Today, the Senate Judiciary Committee is holding a confirmation hearing for Eric Holder, Obama’s nominee for Attorney General. Here are some questions for Mr. Holder:
1. You admit you made mistakes with respect to how you handled the pardon for Mark Rich. Why do you think he was pardoned? You are a former prosecutor and investigator–do you believe there was a corrupt bargain of some kind?
2. You and Attorney General Janet Reno approved the violent raid by federal agents to take custody of Elian Gonzales. Did you know in advance that agents waited until the judge familiar with the case left the courthouse for the day and then applied for a warrant from the evening magistrate, who was not as familiar with the circumstances of the case? Did you know that federal agents used tear gas against peaceful protestors outside the home of Elian’s relatives?
3. You have testified in favor of federal hate crimes legislation. Where in the Constitution do you find authority for Congress to enact such legislation? What is your view of the Tenth Amendment? What federal criminal laws (enacted or proposed) fall outside of the purview of the limited and enumerated powers of Congress?

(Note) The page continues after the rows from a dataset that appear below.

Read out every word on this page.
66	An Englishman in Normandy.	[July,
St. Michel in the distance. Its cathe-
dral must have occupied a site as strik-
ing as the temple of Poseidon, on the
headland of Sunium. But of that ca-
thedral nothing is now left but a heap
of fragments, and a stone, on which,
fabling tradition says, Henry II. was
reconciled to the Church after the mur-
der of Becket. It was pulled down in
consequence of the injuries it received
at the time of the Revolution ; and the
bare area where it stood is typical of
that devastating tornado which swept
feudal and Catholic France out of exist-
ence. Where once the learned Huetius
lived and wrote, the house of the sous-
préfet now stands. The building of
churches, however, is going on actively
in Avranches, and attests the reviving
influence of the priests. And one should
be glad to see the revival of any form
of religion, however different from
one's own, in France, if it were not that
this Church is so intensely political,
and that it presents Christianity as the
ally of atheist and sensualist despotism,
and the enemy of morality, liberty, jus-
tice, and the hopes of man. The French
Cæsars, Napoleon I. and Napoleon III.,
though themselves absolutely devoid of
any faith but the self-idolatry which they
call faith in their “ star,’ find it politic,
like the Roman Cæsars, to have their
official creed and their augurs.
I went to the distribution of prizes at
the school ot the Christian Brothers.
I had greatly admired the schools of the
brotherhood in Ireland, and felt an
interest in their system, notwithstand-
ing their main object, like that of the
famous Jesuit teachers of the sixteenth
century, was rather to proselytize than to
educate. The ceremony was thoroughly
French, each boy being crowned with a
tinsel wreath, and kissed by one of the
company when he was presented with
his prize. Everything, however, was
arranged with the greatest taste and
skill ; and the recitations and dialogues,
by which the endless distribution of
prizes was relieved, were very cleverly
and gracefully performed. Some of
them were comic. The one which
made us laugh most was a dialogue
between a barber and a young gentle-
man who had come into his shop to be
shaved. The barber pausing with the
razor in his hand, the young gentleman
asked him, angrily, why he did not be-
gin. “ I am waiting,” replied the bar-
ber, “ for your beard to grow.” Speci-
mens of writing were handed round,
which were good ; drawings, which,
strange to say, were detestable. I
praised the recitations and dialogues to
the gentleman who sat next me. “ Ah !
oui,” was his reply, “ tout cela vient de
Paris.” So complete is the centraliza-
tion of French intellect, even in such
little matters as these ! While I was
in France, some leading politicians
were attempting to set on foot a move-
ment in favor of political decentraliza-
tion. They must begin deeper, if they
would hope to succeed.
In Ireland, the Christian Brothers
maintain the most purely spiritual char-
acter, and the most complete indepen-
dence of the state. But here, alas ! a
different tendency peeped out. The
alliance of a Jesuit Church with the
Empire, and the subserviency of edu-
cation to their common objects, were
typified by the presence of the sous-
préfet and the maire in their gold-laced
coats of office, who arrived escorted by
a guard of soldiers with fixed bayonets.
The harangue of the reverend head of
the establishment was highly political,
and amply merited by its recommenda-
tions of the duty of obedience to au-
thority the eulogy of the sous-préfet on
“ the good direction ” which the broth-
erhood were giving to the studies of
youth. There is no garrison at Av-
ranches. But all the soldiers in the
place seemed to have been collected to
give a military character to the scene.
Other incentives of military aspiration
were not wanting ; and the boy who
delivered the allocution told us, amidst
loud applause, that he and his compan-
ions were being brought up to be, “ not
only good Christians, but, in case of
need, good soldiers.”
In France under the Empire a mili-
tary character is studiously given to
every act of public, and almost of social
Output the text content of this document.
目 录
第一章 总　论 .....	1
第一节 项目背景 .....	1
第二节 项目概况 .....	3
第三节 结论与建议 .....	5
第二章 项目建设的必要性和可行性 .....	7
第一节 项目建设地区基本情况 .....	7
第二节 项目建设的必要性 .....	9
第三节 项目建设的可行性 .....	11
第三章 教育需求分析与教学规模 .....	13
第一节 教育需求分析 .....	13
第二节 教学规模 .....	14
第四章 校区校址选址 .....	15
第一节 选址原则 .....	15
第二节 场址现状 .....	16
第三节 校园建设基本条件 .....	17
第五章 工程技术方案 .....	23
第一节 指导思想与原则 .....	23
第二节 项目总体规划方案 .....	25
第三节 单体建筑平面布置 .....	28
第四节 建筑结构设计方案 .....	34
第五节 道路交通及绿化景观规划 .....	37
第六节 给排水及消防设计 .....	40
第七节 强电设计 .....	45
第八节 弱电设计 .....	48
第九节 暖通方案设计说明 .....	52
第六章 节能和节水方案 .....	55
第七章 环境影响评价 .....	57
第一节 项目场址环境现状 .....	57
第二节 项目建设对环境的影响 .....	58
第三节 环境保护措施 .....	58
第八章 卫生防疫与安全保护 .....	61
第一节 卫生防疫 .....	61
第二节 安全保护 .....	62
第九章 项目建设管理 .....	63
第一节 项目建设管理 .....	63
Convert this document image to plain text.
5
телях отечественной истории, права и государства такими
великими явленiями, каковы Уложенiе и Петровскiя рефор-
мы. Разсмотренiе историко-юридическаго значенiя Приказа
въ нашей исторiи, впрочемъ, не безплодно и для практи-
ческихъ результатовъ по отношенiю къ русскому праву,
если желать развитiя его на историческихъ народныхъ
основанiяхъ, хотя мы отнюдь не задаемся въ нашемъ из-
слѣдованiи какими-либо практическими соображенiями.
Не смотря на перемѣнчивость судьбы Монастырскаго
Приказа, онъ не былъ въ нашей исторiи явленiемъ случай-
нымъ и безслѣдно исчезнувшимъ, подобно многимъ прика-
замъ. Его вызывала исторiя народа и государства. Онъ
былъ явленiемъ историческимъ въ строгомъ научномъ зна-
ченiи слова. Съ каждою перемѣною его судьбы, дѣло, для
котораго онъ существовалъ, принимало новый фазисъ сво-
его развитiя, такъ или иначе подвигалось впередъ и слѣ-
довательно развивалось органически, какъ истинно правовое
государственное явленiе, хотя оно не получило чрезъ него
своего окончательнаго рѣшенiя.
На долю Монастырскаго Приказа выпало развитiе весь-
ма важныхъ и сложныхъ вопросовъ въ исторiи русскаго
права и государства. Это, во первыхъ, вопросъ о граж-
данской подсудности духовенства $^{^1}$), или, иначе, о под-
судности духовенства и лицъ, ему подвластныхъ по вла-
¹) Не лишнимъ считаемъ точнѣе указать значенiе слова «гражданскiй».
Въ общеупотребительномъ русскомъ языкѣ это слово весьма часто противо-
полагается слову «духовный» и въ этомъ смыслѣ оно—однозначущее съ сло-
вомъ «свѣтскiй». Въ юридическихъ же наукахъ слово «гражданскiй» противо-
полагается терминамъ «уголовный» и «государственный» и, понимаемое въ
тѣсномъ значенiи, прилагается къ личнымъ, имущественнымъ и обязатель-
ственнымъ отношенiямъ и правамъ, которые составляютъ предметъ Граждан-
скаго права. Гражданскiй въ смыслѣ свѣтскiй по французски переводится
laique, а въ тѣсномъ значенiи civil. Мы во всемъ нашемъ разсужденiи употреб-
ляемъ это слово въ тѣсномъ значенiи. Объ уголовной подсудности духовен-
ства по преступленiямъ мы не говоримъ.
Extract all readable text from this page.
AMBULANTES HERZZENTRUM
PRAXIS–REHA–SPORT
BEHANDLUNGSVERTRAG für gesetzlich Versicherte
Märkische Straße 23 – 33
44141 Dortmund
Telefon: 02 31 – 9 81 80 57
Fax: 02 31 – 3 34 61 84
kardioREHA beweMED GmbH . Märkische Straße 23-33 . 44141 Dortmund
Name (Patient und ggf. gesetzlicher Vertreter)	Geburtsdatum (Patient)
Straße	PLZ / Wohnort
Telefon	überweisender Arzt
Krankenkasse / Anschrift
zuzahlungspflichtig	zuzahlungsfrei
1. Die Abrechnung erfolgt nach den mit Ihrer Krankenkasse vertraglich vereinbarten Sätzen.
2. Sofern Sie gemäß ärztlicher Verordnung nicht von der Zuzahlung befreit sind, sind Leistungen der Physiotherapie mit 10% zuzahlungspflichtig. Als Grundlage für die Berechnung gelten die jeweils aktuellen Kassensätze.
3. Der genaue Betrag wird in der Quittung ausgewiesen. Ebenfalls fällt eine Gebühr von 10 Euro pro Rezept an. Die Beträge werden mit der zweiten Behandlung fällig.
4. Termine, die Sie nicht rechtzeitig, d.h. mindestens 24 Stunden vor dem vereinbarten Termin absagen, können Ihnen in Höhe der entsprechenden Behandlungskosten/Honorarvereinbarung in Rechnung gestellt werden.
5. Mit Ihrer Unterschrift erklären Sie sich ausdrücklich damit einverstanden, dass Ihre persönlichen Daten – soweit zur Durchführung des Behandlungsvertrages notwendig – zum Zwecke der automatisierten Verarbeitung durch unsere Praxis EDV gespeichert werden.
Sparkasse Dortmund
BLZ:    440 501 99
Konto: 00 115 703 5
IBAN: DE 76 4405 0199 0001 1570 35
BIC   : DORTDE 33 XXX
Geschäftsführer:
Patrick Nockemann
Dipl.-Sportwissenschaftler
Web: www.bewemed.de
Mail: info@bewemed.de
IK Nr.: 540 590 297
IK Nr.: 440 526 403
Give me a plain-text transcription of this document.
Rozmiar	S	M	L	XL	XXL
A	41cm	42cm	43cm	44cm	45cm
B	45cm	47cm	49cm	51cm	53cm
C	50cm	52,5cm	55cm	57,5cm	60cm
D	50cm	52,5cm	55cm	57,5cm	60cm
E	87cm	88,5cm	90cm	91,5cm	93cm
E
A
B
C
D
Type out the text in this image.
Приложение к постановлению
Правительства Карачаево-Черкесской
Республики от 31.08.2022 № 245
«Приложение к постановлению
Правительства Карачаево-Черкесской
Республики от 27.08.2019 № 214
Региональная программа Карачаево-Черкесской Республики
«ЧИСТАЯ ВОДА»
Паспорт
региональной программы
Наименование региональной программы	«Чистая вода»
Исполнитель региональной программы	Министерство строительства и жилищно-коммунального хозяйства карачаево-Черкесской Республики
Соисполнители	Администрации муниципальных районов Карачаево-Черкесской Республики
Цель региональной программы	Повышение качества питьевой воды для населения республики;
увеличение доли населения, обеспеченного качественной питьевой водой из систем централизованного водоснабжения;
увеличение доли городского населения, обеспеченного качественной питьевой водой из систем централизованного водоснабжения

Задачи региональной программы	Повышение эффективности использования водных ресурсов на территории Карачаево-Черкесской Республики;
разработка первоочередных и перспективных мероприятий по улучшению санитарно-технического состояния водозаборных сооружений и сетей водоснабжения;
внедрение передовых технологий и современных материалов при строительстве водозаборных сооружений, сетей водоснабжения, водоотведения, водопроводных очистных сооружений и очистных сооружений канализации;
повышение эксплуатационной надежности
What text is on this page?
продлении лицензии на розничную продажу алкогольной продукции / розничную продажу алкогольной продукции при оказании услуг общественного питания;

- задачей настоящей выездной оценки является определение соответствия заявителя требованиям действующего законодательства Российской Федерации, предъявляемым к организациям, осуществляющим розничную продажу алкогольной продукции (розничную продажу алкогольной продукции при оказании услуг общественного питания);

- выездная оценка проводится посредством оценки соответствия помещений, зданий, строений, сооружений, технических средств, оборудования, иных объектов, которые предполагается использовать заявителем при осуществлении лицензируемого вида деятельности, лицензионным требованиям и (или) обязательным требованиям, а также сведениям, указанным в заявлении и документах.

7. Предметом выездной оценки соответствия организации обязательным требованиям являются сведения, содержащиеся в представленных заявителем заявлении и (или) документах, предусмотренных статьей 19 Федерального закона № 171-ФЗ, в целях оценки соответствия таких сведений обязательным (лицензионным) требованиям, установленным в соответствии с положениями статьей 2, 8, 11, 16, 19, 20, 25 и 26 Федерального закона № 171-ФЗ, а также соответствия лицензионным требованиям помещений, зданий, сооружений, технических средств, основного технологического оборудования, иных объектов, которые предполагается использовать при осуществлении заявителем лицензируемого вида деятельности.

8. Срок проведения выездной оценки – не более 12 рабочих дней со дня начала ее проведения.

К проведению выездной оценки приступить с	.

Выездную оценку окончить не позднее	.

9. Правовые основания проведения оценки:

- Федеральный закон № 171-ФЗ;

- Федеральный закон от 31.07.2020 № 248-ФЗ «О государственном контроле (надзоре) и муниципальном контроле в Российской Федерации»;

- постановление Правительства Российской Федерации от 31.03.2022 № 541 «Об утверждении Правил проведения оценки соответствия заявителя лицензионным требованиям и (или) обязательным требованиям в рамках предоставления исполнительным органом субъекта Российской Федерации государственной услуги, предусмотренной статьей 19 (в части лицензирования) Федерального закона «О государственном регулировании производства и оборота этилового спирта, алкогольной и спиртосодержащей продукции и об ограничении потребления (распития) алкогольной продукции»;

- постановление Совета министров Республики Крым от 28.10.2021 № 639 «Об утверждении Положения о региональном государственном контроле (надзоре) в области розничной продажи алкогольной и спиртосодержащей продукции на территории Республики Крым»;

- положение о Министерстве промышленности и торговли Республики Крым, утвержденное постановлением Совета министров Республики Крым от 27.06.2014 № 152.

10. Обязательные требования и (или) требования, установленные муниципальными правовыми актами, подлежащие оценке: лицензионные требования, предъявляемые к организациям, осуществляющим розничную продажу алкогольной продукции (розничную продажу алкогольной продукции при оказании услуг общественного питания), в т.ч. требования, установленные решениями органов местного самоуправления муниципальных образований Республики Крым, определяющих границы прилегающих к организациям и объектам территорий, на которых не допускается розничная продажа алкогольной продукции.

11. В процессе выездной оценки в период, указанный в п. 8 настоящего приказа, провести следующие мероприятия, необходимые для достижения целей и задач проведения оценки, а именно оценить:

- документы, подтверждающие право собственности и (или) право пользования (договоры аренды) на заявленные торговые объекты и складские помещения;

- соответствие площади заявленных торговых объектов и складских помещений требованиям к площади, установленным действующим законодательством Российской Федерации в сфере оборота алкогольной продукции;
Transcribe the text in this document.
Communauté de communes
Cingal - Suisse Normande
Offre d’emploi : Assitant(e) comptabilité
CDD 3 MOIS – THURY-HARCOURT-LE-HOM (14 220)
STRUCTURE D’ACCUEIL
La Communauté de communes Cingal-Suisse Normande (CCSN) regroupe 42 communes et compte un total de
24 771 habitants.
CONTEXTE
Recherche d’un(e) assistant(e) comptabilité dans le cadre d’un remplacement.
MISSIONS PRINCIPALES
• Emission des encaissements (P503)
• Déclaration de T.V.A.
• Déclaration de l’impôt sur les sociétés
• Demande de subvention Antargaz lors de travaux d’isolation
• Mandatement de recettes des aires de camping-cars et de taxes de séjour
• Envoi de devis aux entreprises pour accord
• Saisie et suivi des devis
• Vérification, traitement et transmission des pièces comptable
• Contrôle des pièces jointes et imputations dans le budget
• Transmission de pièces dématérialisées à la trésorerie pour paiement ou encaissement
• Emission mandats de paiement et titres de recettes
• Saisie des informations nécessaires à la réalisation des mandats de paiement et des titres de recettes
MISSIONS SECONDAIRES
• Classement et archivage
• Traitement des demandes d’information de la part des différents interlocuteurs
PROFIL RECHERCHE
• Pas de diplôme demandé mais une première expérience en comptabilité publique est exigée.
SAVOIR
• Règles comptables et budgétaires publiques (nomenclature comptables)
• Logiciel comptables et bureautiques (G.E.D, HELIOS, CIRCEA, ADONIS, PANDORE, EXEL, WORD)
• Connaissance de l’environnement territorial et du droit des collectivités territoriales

4. In 2000, the Department of Justice maintained that the Second Amendment to the Constitution does not really guarantee the right of citizens to keep and bear arms. The government can, in its discretion, take guns away from the citizenry. Is that your view? You did sign on to an amicus brief in the Heller case that defended the draconian gun control regulations of Washington, D.C.
5. If a federal law enforcement agent for the FBI or DEA is involved in a questionable shooting and local prosecutors come to the conclusion that the law was broken and bring murder or manslaughter charges, will your department argue for blanket immunity from prosecution? During the Clinton years, the Justice Department argued that federal agents “are privileged to do what would otherwise be unlawful if done by a private citizen.” Do you think federal agents are immune from murder statutes?
6. In Mahoney v. Babbitt, 105 F.3d 1452 (1997), you signed a brief that took a bizzare view of free speech rights. You argued that people who support Bill Clinton could bring signs along the inaugural parade route, but that people who disliked Bill Clinton could be denied permits to bring signs to express their point of view. Where did you get that from? You say that as attorney general you would follow not only the letter but the spirit of the law, but your record does not support that.